Cellular functions - like growth, (programmed) cell death, metabolism etc - ultimately depend of interactions between macromolecules encoded by DNA. Proteins and RNA directly control the cell and regulate its functions through the reactions they perform, by allosteric changes driven by endogeneous and exogeneous factors and by their mutual interactions.
All of these processes involve molecular recognition, i.e. the process by which two or more biological molecules interact to form a specific complex. Molecular recognition is dominated by short-range, often transient, interactions at the contact surface of the interacting molecules. Even conformational changes and assembly of very large macromolecular aggregates, which can be propagated through long distances (tens of Angstroms), are the sum of local interactions between small molecules (like messengers) or macromolecules with their cellular targets.

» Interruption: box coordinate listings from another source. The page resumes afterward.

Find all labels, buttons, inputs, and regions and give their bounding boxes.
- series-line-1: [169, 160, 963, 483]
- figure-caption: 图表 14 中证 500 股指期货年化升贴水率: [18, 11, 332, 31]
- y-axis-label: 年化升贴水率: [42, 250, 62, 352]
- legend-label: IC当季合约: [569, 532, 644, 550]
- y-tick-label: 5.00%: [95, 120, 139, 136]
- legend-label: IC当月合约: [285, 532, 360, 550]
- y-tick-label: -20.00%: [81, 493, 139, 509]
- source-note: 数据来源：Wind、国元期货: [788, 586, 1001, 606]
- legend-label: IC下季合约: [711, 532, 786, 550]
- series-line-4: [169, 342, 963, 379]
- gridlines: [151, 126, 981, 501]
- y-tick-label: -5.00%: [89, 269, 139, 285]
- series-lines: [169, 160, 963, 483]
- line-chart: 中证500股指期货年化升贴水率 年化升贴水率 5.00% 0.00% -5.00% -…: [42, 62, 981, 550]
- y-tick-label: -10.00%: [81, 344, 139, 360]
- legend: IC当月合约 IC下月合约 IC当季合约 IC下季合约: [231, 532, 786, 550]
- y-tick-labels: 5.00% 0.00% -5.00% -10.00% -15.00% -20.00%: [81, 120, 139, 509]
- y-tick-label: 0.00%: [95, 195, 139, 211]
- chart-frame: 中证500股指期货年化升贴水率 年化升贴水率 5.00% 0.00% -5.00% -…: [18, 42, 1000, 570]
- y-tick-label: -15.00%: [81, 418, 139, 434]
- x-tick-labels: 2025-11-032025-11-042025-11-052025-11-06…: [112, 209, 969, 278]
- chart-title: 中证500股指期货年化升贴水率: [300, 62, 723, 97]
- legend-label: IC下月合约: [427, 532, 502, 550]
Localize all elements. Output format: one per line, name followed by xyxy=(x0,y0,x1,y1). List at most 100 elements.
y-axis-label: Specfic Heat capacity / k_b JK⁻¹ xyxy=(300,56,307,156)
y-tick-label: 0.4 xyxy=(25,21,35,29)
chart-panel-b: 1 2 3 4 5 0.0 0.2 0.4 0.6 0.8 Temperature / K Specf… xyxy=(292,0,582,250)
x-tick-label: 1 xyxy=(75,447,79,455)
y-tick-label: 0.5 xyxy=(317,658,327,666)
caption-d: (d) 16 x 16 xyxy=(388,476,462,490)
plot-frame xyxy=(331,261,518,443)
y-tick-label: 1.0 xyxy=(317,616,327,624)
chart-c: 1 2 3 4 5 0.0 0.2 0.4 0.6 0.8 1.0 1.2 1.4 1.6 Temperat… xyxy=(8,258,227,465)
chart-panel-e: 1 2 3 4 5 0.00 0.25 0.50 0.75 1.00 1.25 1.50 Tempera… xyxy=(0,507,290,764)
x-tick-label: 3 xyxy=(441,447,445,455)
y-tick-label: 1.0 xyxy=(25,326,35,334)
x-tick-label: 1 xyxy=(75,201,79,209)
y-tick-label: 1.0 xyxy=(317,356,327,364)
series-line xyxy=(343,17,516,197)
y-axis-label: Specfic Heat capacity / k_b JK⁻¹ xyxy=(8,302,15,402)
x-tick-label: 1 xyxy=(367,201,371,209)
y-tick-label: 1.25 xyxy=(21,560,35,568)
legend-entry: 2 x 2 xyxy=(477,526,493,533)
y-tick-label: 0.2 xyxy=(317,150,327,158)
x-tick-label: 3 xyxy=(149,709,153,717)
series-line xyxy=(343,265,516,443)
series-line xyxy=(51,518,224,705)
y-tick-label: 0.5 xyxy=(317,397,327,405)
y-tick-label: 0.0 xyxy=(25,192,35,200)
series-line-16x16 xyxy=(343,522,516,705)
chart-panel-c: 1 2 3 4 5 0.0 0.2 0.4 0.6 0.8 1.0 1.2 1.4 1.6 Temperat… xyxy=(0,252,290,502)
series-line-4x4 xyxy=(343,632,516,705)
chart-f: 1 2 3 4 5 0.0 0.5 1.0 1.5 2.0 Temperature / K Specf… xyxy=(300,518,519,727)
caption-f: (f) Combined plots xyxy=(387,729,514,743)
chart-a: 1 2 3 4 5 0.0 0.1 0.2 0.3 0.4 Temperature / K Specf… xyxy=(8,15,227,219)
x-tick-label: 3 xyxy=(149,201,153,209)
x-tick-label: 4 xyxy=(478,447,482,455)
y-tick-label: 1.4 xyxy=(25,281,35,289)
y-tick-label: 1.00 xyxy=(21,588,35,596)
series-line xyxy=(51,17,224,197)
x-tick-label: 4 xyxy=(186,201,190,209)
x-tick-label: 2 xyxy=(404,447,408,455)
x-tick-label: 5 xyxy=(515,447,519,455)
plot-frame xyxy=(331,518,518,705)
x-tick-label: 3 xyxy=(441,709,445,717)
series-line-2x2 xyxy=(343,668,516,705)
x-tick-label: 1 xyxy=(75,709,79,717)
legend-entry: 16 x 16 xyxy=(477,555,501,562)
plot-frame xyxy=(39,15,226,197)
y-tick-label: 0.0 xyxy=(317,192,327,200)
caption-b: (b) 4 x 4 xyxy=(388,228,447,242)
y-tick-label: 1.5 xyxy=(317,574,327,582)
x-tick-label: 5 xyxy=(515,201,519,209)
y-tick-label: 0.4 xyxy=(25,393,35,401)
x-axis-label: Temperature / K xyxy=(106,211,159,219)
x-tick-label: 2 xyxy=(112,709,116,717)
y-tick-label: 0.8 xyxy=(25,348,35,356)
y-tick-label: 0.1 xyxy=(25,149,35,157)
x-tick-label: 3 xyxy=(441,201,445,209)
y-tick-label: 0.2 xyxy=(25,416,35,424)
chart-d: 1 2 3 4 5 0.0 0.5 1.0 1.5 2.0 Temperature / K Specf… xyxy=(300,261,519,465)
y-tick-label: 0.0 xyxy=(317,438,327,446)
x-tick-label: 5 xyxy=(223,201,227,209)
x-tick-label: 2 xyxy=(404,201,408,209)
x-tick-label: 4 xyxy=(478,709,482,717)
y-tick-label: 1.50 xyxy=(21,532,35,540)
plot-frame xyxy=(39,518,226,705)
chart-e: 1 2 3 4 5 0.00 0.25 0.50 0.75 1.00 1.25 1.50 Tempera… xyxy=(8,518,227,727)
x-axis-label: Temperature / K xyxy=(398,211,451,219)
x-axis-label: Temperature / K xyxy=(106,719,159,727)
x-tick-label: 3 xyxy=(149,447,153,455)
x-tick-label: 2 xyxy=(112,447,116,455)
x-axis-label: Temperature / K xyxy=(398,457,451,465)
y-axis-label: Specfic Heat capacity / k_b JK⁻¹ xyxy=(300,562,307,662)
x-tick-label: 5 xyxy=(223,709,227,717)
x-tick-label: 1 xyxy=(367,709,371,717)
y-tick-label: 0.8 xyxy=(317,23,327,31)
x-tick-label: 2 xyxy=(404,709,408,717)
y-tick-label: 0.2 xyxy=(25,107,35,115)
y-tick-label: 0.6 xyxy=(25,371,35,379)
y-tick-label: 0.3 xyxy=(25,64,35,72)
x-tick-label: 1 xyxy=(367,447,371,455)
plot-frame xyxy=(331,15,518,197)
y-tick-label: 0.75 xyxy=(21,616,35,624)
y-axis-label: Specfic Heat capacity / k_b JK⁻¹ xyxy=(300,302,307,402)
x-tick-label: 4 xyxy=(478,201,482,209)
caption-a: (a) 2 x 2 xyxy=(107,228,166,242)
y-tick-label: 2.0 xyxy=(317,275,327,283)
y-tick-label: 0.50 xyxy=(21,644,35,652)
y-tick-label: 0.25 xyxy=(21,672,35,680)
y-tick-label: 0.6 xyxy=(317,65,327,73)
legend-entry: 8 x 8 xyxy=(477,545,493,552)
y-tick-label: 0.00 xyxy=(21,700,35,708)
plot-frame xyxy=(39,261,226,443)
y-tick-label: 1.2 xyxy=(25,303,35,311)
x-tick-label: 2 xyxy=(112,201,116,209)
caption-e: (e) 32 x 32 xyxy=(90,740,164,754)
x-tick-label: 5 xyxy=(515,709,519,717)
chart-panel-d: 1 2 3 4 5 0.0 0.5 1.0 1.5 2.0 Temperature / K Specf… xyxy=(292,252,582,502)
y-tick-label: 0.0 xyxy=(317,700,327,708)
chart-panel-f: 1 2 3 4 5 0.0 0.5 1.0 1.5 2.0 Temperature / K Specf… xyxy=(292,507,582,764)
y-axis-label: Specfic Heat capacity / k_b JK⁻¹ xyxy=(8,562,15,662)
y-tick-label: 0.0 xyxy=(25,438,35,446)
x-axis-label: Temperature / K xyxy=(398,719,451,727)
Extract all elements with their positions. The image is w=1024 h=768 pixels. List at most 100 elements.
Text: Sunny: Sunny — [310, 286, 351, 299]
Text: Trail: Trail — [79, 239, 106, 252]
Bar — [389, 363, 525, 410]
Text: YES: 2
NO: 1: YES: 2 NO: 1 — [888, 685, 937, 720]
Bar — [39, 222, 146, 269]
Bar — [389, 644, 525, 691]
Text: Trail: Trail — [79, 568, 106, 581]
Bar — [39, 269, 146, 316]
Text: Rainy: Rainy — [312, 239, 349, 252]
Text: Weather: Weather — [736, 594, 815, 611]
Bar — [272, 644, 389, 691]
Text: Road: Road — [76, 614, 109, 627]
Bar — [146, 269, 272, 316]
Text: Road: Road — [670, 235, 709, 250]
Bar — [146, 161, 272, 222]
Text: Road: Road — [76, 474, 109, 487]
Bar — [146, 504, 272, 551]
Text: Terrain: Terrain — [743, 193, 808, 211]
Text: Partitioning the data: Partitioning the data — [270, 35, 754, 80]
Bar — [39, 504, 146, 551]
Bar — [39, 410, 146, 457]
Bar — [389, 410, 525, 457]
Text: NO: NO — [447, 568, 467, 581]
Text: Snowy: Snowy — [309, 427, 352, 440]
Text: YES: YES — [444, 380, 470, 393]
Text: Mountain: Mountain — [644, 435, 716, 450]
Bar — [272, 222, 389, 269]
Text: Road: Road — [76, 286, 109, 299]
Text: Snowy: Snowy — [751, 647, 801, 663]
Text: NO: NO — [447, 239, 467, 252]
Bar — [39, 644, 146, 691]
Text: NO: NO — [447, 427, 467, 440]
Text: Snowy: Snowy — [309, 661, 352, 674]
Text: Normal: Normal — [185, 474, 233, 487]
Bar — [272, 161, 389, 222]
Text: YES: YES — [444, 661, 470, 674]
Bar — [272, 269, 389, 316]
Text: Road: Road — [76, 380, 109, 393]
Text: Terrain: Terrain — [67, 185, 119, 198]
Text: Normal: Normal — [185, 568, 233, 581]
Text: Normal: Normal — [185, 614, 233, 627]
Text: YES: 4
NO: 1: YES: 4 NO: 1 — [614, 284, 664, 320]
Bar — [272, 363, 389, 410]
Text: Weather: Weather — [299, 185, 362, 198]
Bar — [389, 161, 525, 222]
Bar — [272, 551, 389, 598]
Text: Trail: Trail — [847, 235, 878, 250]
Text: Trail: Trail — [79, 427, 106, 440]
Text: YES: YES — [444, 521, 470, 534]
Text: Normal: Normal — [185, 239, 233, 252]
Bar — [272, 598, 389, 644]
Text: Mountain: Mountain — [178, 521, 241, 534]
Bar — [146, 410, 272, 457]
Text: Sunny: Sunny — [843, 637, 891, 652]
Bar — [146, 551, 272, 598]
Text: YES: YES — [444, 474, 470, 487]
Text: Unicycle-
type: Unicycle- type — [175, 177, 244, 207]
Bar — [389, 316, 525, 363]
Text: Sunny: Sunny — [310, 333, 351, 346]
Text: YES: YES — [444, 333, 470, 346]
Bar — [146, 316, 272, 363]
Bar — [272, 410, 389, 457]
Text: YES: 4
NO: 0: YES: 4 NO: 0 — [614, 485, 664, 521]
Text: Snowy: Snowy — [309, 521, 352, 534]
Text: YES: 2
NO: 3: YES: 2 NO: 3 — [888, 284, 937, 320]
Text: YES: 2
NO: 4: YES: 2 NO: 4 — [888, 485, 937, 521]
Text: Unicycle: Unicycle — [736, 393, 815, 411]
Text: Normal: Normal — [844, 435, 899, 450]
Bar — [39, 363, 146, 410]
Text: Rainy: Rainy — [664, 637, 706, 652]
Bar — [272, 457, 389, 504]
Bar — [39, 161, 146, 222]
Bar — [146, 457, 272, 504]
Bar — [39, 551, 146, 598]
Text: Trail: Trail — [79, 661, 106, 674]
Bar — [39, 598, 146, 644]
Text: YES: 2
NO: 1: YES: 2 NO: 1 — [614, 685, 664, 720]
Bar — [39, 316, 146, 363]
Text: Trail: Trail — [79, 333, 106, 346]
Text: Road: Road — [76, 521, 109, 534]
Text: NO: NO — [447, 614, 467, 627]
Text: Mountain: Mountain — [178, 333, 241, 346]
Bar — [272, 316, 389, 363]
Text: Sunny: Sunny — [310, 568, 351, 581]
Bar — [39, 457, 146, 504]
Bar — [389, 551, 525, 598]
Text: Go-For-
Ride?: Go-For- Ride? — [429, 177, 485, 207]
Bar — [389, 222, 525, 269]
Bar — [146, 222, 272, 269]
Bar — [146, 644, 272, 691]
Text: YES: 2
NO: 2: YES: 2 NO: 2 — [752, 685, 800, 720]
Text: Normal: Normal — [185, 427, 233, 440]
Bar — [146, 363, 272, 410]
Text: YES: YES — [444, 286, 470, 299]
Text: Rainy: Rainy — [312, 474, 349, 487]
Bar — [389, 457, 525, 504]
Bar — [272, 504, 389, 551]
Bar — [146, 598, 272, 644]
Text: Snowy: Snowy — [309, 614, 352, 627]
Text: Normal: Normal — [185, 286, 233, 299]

Ultimately, therefore, even the understanding of the integration of biological complexes into cellular pathways (the so called 'systems biology') requires mechanistic understanding of the physical basis of molecular recognition. A quantitative description of cellular pathways in molecular terms is still mostly missing, although it would strongly impact on pharmaceutical sciences, as drugs target (and mutations affect) pathways, rather than single biomolecules. Such information is also crucial in nanobiotechnology, e.g. to design artificial sensing devices, which in Nature involve entire cascades of events and not only a single protein.
Molecular simulation constitute a key field to contribute to this issue. It can predict structure, dynamics, energetics, reactivity and spectroscopic properties of the cellular components (i.e. large macromolecular aggregates) involved in these pathways.
Tremendous challenges have to be taken before this ambitious goal can be reached. First, the systems are very complex and so are the interactions involved. In addition, ligand-protein processes involve small changes of free energies (less than 1 eV for non-covalent protein-protein interactions), and they are often entropy-driven. Next, the environment is very complex: cell membranes are far from being a simple lipid bilayer whilst the cytoplasm is far from being a simple aqueous solution. Finally, most often experimental structural information is partially or totally lacking.